Dans le même temps, le Parti communiste chinois s’attaque également à la sécurité sociale. Les pensions individuelles sont passées de 482 à 160 yuans (de 60 à 20 euros). Ces pensions sont un montant mensuel que chaque individu peut utiliser pour payer ses frais de santé. Sa fonte est la conséquence des coûts exorbitants mis en jeu pour soutenir la politique zéro Covid. Le résultat sera le même : l’accélération des solutions privatisées. Cette mesure a provoqué des manifestations de plusieurs centaines de personnes à Wuhan et Dalian (grande ville du nord du pays, non loin de la frontière nord-coréenne). Les manifestants demandaient le retrait de cette réforme.

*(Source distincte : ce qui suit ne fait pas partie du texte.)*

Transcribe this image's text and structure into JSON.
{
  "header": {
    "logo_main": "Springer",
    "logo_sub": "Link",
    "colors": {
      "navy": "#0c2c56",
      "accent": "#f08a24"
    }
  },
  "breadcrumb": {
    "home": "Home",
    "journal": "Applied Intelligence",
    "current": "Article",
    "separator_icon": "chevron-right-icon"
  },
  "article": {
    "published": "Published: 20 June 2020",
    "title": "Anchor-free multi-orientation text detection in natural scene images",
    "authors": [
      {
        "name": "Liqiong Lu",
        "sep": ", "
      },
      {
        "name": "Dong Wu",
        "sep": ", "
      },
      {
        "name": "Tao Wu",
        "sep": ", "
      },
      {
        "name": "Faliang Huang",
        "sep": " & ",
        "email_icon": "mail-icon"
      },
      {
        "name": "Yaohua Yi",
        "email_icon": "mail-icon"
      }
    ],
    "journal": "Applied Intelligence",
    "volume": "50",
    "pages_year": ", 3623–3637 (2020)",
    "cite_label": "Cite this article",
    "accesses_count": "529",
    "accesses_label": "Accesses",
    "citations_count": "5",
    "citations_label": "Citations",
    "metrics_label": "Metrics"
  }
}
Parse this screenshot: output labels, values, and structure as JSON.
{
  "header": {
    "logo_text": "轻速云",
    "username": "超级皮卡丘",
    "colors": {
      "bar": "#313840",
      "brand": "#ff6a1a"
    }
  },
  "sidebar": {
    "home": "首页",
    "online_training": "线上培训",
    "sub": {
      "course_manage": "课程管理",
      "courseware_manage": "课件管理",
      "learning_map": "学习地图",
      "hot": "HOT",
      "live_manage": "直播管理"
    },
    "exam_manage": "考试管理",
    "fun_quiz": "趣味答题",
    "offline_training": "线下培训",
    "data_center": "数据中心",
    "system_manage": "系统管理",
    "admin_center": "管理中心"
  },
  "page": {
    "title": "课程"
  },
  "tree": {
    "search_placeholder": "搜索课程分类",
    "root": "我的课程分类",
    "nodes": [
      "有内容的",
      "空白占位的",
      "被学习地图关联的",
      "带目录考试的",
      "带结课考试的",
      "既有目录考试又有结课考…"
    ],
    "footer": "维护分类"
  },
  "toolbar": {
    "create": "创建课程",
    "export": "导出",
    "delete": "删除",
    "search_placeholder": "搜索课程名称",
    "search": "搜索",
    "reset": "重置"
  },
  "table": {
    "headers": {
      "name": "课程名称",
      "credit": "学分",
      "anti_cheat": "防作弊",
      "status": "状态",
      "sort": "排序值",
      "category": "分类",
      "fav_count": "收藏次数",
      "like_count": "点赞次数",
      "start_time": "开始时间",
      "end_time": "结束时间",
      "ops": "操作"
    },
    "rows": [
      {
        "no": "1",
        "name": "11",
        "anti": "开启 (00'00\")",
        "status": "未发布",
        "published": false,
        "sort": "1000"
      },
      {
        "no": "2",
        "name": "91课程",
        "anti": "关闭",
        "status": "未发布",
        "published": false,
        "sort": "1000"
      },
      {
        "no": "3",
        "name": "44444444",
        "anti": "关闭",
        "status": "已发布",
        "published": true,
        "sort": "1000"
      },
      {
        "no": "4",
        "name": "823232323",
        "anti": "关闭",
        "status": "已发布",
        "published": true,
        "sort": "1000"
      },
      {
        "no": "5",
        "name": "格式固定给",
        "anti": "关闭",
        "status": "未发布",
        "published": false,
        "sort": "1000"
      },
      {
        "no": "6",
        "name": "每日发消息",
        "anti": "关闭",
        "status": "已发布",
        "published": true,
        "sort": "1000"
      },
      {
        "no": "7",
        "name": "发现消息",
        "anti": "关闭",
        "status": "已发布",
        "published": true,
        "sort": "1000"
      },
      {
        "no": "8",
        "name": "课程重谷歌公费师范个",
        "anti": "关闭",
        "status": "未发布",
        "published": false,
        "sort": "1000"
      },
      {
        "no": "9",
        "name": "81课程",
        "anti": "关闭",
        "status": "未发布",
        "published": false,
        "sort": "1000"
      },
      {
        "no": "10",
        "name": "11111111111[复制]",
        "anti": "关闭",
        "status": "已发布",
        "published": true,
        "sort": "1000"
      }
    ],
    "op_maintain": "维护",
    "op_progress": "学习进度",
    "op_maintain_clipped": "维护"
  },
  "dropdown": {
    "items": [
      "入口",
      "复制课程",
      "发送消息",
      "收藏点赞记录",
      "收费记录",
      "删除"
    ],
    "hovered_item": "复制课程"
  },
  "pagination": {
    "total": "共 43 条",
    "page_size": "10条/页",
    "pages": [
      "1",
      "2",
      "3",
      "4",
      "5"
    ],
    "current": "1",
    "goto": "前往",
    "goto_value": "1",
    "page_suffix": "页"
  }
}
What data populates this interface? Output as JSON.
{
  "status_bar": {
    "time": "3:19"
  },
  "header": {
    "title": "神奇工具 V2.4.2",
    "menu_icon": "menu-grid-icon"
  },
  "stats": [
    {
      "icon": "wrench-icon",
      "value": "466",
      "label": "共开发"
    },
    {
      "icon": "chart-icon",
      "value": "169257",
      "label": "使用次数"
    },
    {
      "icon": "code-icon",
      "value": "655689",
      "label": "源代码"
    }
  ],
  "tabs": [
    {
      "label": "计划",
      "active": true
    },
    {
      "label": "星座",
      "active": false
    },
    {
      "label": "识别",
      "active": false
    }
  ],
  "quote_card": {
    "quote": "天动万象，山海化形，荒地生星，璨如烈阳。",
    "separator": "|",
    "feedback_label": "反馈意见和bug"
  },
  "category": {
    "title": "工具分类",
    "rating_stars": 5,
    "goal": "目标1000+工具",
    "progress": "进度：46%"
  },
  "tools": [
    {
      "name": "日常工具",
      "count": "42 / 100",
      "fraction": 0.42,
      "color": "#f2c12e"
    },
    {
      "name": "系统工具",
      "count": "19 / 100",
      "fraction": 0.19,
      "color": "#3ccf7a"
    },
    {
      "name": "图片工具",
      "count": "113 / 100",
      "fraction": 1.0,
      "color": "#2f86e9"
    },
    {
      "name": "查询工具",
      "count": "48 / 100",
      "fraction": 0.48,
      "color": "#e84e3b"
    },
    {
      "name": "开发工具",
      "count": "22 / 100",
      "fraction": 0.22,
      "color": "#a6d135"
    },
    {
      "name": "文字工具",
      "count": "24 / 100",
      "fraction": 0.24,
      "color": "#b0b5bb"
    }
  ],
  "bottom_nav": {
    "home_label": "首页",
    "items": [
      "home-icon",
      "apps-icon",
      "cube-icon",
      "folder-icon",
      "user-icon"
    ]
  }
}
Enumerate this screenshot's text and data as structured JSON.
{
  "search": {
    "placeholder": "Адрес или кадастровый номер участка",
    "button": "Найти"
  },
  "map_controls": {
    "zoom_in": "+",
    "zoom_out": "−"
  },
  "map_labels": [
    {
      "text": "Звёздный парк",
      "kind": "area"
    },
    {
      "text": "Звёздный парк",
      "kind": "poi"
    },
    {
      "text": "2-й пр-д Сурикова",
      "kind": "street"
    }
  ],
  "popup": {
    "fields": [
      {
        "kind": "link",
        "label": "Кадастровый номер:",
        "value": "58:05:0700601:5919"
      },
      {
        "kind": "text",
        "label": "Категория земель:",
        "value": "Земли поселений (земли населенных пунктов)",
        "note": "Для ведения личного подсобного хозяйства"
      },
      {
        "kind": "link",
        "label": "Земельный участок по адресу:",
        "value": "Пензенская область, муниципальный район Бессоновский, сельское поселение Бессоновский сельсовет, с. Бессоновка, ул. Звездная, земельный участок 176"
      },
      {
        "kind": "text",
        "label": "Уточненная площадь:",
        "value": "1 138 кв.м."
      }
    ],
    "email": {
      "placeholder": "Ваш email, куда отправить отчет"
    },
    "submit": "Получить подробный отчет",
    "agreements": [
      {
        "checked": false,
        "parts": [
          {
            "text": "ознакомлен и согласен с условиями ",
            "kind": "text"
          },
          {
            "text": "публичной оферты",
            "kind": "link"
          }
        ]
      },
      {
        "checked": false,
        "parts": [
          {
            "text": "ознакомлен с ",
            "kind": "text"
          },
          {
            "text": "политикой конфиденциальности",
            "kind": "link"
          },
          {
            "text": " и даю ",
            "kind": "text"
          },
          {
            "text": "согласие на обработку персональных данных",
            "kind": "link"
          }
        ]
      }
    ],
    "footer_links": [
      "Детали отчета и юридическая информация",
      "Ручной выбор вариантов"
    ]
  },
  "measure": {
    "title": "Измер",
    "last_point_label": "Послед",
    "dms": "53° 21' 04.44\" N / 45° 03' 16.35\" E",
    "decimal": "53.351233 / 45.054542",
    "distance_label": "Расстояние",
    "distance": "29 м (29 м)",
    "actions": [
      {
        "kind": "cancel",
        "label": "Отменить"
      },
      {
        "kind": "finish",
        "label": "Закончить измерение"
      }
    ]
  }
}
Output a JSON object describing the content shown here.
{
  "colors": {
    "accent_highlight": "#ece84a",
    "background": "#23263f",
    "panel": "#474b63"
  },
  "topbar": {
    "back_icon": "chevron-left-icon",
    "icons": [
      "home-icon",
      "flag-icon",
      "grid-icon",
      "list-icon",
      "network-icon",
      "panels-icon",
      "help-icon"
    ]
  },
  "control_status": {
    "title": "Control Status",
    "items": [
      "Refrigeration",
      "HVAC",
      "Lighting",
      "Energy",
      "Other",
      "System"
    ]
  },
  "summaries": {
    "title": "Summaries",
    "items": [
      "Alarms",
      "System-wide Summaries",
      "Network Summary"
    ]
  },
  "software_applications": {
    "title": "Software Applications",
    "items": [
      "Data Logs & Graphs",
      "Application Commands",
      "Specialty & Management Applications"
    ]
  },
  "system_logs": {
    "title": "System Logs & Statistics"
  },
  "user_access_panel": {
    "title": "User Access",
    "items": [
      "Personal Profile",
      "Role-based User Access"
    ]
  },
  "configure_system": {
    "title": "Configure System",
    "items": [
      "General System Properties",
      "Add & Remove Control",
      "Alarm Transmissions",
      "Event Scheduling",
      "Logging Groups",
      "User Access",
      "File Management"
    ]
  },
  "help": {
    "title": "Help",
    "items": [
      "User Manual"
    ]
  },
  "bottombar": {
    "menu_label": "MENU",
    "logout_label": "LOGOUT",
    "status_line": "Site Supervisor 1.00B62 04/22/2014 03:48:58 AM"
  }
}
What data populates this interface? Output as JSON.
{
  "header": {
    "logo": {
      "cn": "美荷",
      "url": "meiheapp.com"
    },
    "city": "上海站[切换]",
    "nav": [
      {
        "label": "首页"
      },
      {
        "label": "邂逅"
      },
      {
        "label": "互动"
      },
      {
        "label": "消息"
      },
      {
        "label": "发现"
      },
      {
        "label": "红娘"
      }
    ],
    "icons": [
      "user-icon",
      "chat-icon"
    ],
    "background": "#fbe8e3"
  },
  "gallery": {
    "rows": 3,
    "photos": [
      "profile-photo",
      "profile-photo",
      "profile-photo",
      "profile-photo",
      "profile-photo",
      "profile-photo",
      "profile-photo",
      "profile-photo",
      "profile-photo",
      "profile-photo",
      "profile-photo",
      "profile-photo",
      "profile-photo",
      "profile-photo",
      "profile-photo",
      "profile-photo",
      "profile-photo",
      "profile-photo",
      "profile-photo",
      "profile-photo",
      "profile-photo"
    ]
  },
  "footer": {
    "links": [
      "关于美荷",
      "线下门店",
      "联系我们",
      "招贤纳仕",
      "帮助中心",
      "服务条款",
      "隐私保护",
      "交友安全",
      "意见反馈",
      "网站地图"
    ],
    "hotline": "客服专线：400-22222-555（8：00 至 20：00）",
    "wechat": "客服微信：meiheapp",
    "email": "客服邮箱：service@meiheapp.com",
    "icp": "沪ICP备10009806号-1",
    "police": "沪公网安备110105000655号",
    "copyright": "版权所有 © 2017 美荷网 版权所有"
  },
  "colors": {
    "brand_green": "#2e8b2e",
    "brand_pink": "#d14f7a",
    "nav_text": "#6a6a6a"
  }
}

Une actualité de la lutte existe en Chine : grèves et manifestations augmentent en nombre, les victoires aussi, et montrent que les travailleurs prennent conscience de leur force. Alors que la question des retraites agite les travailleurs et travailleuses de France et d’Europe, il est nécessaire d’exprimer notre solidarité avec le prolétariat chinois confronté aux mêmes problèmes mais avec des salaires et des pensions bien pires que les nôtres.

Pierrot Forey

 

 


 

 

L’historique du système de retraite chinois

Mis en place après la fondation de la République populaire de Chine dans la décennie 1950, le système de retraite était alors basé sur le principe de financement par répartition avec un âge inchangé depuis, et une participation de 15 annuités (sur lesquelles nous reviendrons plus tard). Ce système ne concernait à sa création que les fonctionnaires (environ 45 millions de travailleurs).

Les réformes du système à travers les décennies vont venir couvrir plus de travailleurs et proposer de nouvelles sources de financement, mais toujours avec des programmes moins avantageux que le précédent.

Une première attaque est lancée en 1986 dans le cadre des réformes lancées par Deng Xiaoping en introduisant la retraite par capitalisation comme deuxième source de financement. C’est-à-dire que la taxe sur les entreprises ne prenait désormais plus en charge seule le financement de la retraite. Cette capitalisation individuelle est divisée par 120 mois, ce qui est censé couvrir le travailleur jusqu’à ses 70 ans. Une fois cette somme épuisée, il ne lui restera que la première partie de sa retraite financée par le régime par répartition.

En 1997, une deuxième caisse est ouverte pour les travailleurs urbains (400 millions de travailleurs) qui introduit une troisième source de financement : les entreprises peuvent désormais, sur la base du volontariat, contribuer au financement des retraites. Presque aucune entreprise ne propose cette option.

En 2014 est créée la troisième caisse pour les travailleurs ruraux (500 millions), et en 2015, la caisse des fonctionnaires est progressivement harmonisée sur la base de la caisse des travailleurs en milieu urbain.

Des disparités géographiques

Dans sa version actuelle, ce système nourrit des discriminations géographiques et des disparités économiques au sein de la classe des travailleurs. Alors que la caisse des fonctionnaires propose une retraite à environ 4 900 yuans (environ 620 euros), celle des travailleurs urbains chute à 2 900 yuans (365 euros). Pire encore, la caisse pour les travailleurs ruraux offre une retraite de base à environ 100 yuans (13 euros) !

Ces réformes témoignent d’une politique d’entretien des disparités entre les régions. Alors que dans la région de Guangdong (province limitrophe à Hong-Kong), neuf travailleurs cotisent pour la retraite d’une seule personne, des caisses sont déficitaires dans d’autres. Les travailleurs sont rattachés à la caisse de leur région ou ville de naissance. Cela signifie pour beaucoup de travailleurs migrants l’impossibilité d’élever leurs conditions de vie même en quittant leur ville natale. De même, nombre d’entre eux n’ont pas de cadre de travail formel (plateforme, absence de contrat de travail) et donc sont hors du système. Cotiser les 15 années nécessaires devient vite un défi, d’autant plus que de nombreuses entreprises « oublient » de payer cette taxe.

Pour beaucoup de personnes, le système de retraite actuel déjà ne permet pas d’en vivre. Les seniors doivent continuer à travailler pour compenser leur faible retraite. Le faible âge de départ, que le gouvernement prévoit de reculer progressivement, n’est que l’arbre qui cache la forêt.